Flying insects feeding on feces may occasionally transfer the bacteria through poor hygiene habits and public sanitation conditions. Though the cases occur all through the year, the number is higher during the summer and rainy seasons.

Symptoms usually develop 1 to 3 weeks after exposure, and may be mild or severe. They include high fever, malaise, headache, constipation or diarrhea and enlarged spleen and liver. A healthy carrier state may follow acute illness.

Typhoid fever can be treated with antibiotics. However, resistance to common antimicrobials is widespread.

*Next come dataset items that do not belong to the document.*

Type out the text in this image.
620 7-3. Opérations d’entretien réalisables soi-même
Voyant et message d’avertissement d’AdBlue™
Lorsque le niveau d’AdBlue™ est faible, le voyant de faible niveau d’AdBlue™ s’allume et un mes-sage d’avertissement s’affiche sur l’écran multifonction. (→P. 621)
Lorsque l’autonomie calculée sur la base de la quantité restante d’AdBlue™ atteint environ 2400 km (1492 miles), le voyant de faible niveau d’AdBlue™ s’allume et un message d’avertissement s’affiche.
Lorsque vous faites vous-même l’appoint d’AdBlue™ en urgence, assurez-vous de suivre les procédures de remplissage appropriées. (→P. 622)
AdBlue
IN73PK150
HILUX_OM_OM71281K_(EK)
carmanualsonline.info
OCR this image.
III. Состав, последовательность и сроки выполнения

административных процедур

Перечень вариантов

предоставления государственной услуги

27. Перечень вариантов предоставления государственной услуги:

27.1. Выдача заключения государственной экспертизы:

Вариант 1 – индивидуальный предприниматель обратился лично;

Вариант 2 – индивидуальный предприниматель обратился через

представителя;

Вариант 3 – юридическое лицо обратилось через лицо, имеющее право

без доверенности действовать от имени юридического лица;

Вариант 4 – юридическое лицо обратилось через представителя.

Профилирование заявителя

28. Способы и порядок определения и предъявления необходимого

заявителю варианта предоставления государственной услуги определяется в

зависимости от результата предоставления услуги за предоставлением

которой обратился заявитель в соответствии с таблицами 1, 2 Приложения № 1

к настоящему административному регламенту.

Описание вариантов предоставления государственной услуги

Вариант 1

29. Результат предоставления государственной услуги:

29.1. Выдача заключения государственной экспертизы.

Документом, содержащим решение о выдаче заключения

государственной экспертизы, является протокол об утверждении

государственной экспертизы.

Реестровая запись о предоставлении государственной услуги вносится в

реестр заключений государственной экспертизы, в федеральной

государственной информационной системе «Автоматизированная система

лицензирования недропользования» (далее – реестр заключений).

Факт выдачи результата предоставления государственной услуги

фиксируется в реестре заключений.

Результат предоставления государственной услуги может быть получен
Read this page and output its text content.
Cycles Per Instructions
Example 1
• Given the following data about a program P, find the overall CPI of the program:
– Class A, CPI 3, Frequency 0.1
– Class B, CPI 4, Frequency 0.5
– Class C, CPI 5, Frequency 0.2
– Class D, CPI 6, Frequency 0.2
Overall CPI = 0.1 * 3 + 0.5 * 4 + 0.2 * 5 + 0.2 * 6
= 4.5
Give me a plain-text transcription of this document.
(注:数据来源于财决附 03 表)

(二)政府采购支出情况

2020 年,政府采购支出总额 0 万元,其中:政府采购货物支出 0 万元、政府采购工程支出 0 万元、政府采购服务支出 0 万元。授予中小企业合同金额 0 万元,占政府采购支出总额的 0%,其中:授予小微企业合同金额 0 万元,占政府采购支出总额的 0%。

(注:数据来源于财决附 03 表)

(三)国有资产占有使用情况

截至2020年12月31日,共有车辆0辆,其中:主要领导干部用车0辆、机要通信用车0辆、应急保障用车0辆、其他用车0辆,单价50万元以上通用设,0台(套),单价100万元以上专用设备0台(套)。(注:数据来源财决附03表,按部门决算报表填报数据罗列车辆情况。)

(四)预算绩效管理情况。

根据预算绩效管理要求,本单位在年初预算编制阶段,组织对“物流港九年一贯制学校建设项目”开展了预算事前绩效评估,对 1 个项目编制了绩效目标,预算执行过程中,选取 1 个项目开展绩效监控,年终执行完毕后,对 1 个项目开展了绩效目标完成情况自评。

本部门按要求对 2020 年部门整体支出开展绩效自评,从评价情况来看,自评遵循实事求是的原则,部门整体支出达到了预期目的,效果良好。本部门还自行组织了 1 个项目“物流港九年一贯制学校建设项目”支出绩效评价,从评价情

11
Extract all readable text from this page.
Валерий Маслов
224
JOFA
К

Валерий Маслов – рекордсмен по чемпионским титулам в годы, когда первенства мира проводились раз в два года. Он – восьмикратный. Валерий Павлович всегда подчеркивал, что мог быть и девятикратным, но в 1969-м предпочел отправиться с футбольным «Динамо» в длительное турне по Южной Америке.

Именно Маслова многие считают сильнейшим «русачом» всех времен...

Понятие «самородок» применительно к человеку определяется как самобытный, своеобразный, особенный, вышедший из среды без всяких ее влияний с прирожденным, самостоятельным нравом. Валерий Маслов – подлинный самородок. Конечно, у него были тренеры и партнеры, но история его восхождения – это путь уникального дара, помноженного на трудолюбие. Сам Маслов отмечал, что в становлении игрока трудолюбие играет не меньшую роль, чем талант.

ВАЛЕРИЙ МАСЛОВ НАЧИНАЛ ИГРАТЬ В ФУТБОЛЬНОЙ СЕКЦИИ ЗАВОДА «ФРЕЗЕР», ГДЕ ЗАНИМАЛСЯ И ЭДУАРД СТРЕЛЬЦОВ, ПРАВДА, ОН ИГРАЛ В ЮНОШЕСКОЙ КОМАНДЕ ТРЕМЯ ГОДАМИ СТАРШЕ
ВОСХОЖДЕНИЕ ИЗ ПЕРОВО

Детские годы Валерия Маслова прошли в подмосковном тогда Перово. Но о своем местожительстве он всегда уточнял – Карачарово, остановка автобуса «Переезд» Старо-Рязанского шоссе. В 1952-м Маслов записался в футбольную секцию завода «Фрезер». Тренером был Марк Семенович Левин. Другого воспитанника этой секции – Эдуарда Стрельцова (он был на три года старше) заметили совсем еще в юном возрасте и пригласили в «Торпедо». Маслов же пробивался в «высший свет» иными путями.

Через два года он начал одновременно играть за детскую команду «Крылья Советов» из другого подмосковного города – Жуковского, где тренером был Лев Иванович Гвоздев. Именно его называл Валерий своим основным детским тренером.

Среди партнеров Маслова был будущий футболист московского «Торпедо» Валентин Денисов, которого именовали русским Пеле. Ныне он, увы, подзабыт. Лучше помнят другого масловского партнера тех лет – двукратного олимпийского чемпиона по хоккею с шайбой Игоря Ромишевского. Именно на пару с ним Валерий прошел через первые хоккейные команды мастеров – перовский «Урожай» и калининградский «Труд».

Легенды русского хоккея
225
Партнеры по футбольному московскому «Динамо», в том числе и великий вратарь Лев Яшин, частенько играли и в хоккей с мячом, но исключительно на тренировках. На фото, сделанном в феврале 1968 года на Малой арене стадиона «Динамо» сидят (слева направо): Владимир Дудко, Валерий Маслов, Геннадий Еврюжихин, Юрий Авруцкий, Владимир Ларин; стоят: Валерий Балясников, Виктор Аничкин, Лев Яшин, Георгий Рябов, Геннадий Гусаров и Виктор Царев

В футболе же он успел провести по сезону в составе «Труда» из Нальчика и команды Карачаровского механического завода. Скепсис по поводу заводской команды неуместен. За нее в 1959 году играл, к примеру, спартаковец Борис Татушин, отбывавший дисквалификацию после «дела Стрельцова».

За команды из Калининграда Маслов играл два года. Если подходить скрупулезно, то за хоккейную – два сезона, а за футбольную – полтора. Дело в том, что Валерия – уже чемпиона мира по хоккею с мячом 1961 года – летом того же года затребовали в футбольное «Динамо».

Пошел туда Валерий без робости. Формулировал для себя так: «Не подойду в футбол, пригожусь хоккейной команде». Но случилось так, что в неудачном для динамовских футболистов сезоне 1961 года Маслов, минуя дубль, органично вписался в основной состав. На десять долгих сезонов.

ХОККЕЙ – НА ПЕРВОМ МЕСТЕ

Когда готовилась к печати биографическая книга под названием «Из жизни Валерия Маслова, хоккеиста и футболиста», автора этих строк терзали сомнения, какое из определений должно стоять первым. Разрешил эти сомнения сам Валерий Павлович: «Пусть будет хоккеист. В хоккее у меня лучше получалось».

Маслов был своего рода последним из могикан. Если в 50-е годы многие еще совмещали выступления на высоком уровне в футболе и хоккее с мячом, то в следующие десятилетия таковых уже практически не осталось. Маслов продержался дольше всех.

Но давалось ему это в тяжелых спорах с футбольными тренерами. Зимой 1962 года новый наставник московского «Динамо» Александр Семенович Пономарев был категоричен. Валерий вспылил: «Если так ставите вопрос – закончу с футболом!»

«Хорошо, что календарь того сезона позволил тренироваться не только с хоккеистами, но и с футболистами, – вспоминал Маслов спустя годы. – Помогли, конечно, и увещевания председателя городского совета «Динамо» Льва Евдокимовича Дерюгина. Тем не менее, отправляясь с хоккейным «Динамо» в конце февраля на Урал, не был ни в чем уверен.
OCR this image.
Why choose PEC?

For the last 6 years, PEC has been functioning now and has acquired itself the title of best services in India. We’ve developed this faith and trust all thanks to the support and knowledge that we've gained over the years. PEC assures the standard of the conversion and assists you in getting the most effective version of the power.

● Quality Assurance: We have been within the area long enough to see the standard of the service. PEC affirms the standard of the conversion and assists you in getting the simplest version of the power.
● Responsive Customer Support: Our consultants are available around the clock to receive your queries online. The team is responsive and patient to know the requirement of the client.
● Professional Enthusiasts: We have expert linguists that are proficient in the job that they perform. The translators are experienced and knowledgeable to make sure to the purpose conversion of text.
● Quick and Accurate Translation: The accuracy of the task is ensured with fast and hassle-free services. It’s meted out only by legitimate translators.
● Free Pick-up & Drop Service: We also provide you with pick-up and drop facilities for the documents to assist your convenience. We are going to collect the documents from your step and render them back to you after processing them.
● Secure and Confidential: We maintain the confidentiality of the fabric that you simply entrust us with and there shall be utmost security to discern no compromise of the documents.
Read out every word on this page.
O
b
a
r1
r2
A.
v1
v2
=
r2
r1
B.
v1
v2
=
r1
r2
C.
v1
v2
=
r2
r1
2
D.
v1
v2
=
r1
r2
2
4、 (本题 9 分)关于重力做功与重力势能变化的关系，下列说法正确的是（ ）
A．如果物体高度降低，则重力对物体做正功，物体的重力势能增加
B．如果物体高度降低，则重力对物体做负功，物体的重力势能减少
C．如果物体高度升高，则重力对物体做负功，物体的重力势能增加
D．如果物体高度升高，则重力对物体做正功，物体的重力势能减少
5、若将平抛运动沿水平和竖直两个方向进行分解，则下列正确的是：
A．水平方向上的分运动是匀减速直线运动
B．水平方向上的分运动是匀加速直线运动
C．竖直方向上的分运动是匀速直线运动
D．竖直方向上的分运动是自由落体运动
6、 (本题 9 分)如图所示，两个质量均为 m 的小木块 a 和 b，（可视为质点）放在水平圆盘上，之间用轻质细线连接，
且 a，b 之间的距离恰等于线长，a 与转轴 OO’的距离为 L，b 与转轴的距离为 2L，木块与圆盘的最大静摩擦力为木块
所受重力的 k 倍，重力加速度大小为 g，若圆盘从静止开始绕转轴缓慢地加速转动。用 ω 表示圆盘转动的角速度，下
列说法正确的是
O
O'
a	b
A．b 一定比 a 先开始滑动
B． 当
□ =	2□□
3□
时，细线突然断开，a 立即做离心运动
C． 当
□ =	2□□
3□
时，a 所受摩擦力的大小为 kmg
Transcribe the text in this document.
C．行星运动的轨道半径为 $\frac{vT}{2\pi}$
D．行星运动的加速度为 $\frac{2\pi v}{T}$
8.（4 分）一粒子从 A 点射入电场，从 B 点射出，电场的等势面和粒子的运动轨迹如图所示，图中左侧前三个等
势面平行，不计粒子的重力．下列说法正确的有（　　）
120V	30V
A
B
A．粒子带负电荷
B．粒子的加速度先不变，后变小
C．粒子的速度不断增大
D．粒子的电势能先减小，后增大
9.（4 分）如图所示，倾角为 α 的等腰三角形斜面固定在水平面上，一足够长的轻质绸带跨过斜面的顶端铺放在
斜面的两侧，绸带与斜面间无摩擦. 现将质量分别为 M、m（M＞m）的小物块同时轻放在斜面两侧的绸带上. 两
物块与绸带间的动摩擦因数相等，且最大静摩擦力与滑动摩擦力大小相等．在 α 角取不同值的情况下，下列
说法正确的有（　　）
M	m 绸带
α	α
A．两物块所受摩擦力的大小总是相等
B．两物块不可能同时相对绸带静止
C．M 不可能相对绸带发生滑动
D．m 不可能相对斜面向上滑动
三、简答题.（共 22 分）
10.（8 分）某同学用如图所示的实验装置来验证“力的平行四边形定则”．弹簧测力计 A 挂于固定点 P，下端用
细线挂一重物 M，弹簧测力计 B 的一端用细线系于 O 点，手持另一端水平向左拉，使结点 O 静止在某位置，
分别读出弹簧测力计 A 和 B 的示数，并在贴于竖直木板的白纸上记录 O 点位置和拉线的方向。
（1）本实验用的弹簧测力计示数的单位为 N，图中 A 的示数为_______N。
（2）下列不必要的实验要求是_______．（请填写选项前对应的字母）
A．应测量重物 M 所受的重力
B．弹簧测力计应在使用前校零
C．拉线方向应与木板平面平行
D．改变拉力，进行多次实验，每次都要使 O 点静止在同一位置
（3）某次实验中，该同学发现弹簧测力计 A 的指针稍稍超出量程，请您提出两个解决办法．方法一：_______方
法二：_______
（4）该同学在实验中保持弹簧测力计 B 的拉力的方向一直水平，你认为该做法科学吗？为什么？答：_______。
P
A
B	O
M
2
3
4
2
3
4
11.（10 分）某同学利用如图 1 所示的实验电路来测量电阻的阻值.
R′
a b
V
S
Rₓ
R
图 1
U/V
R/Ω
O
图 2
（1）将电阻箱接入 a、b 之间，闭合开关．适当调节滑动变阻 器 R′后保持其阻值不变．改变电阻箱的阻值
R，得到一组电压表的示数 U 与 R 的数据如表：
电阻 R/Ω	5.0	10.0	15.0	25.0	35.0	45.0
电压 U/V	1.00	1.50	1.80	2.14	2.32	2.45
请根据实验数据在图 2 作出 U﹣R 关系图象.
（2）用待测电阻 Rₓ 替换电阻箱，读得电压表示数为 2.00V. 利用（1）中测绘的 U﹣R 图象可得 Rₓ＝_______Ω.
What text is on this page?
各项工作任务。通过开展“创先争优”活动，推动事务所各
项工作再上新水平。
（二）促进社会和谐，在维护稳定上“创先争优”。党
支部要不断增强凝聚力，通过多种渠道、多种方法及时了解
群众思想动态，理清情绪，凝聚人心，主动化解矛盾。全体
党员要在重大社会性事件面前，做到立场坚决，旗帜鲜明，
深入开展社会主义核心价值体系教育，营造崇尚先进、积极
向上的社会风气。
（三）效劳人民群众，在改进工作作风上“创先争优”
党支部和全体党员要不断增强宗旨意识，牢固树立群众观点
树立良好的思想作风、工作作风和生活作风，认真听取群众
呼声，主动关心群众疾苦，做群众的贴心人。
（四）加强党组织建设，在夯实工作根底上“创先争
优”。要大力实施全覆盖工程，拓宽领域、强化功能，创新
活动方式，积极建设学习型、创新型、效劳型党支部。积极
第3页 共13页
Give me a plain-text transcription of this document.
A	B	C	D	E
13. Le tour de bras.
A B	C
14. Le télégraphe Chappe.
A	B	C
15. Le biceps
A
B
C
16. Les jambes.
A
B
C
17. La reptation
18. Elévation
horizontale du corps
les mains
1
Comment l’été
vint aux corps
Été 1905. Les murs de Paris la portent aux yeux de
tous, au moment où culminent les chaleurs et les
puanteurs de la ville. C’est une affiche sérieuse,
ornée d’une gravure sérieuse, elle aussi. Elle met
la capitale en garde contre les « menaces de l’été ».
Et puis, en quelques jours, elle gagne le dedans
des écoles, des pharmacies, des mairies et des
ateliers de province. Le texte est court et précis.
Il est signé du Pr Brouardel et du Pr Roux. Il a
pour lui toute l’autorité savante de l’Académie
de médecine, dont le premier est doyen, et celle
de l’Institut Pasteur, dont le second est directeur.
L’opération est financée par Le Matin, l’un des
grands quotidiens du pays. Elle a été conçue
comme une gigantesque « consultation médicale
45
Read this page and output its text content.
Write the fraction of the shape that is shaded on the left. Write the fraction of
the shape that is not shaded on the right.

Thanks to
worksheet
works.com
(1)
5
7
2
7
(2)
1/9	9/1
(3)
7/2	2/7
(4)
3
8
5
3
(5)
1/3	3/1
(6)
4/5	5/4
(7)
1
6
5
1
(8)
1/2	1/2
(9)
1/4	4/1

Healthy carriers should be excluded from handling food.

Sanitation and hygiene are the critical measures that can be taken to prevent typhoid.

  • ¬†Typhoid does not affect animals and therefore transmission occurs only from human to human.
  • Typhoid can only spread in environments where human feces or urine are able to come into contact with food or drinking water.
  • Careful food preparation and washing of hands are crucial to preventing typhoid.
  • Typhoid fever in most cases is not fatal.
  • Prompt treatment of the disease with antibiotics reduces the case-fatality rate to approximately 1%.
  • When untreated, typhoid fever may persist for three weeks to a month.
  • Resistance to common antibiotics is now common.
  • Typhoid that is resistant to common antibiotics is known as multidrug-resistant typhoid (MDR typhoid).
  • Ciprofloxacin resistance is an increasing problem, especially in the Indian subcontinent and Southeast Asia.
  • Azithromycin is a new drug for drug-resistant typhoid.
  • Typhoid vaccine taken every three years is the best preventive approach.